Eileen Wade iba vestida de negro y blanco. Muy pálida, habló en voz baja pero con una claridad que ni siquiera los altavoces consiguieron disminuir. El juez la trató con dos pares de guantes de terciopelo. Le habló como si le costara trabajo evitar los sollozos. Cuando abandonó el estrado se puso en pie y le hizo una reverencia; Eileen le obsequió con una tenue sonrisa fugitiva que casi logró que se ahogara con su propia saliva.
Al salir, Eileen Wade casi pasó a mi lado sin mirarme, si bien en el último momento torció la cabeza unos centímetros e hizo una leve inclinación, como si yo fuese alguien que hubiera conocido en algún sitio hacía mucho tiempo, pero sin conseguir situarlo en sus recuerdos.
Fuera, en la escalinata, cuando todo hubo terminado, me tropecé con Ohls. Estaba contemplando el tráfico que pasaba por la calle, o fingía hacerlo.
—Buen trabajo —dijo sin volver la cabeza—. Enhorabuena.
—Tú has hecho un buen trabajo con Candy.
—Yo no, muchacho. El fiscal del distrito decidió que el ingrediente sexual no venía al caso.
—¿Qué ingrediente sexual es ése?
Entonces me miró.
—Ja, ja, ja —dijo—. Y no me refiero a ti. —Luego su expresión se hizo distante—. Llevo demasiados años ocupándome de ellas. Cualquiera se cansa. Ésta ha salido de tina botella muy especial. Gran reserva añeja. Estrictamente para las clases privilegiadas. Hasta la vista, pardillo. Llámame cuando empieces a llevar camisas de veinte dólares. Me pasaré a verte y te sostendré la chaqueta.
La gente que subía o bajaba por la escalinata se arremolinaba en torno nuestro, pero seguíamos allí. Ohls se sacó un cigarrillo del bolsillo, lo miró, lo dejó caer sobre el cemento y lo redujo a la nada con el talón.
—Qué despilfarro —dije.
—No es más que un cigarrillo, compadre. No se trata de una vida. Después de una temporada quizá te cases con la chica, ¿eh?
—Vete al carajo.
Rió con acritud.
—He estado hablando de lo que no debía con las personas adecuadas —dijo mordazmente—. ¿Alguna objeción?
—Ninguna objeción, teniente —respondí y empecé a descender los escalones. Ohls dijo algo a mi espalda pero no me detuve.

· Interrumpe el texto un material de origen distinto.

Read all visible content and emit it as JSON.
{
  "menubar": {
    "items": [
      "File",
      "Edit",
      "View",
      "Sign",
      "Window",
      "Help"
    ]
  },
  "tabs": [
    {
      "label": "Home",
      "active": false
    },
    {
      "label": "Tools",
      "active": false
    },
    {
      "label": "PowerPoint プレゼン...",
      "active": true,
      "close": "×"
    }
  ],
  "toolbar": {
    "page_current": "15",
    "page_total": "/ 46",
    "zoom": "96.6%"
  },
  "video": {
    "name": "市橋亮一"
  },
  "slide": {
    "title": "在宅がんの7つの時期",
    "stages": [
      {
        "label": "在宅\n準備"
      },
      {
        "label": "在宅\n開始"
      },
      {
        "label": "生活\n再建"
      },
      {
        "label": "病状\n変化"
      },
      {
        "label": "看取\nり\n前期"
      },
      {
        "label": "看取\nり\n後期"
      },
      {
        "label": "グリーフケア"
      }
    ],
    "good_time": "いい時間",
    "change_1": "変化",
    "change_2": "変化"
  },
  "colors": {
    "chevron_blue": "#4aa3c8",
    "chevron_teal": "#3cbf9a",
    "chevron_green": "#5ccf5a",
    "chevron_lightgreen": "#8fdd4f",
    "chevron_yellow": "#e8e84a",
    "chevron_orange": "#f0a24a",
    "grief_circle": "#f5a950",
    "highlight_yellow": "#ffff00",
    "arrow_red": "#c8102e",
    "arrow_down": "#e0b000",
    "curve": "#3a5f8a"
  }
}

Fui a una casa de comidas en Flower. Era lo que respondía a mi estado de ánimo. Un cartel impresentable a la entrada decía: «Hombres sólo. No se admiten ni perros ni mujeres». En el interior el servicio era igualmente refinado. El camarero que te tiraba la comida necesitaba un afeitado y descontaba la propina sin consultar al cliente. Los platos eran elementales pero de buena calidad y tenían una cerveza sueca que te golpeaba con tanta fuerza como un martini.

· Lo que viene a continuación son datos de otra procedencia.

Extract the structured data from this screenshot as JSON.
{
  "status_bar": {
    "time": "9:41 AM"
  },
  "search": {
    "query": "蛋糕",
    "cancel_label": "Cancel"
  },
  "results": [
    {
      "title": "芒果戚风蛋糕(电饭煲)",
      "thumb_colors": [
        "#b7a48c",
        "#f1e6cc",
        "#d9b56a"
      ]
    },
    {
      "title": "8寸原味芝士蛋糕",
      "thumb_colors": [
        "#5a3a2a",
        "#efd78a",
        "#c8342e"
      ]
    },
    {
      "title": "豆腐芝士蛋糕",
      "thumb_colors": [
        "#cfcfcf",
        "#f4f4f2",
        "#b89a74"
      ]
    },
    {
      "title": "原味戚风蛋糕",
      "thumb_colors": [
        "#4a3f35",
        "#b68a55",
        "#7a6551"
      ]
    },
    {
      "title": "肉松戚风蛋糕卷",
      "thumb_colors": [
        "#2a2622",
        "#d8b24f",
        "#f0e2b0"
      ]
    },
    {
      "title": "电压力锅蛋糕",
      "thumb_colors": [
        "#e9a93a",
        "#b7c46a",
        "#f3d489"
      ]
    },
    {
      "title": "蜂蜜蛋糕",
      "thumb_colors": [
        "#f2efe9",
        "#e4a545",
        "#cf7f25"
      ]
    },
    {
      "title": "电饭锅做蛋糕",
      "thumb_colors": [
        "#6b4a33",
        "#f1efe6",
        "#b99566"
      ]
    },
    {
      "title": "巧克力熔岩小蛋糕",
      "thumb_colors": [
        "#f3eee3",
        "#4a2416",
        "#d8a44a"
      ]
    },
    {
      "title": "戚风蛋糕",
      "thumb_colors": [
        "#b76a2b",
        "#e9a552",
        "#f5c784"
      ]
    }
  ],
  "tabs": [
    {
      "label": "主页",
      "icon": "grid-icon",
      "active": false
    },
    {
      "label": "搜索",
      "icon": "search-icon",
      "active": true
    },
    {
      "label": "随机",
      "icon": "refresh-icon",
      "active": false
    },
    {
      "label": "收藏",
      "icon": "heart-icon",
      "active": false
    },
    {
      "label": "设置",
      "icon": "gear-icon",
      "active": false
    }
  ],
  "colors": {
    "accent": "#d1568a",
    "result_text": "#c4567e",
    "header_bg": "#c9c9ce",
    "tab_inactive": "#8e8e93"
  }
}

Cuando regresé al despacho estaba sonando el teléfono. Era la voz de Ohls.
—Voy hacia allí. Tengo cosas que decir.
Debía de estar en la comisaría de Hollywood o cerca de ella, porque tardó menos de veinte minutos en presentarse. Se instaló en el asiento del cliente, cruzó las piernas y masculló:
—Lo que dije antes estaba fuera de lugar. Lo siento. Olvídalo.
—¿Por qué olvidarlo? Será mejor abrir la herida.
—Por mí, de acuerdo. Y de todo esto ni pío. Para algunas personas no eres de fiar. Pero en mi opinión no has hecho nunca nada de verdad poco recomendable.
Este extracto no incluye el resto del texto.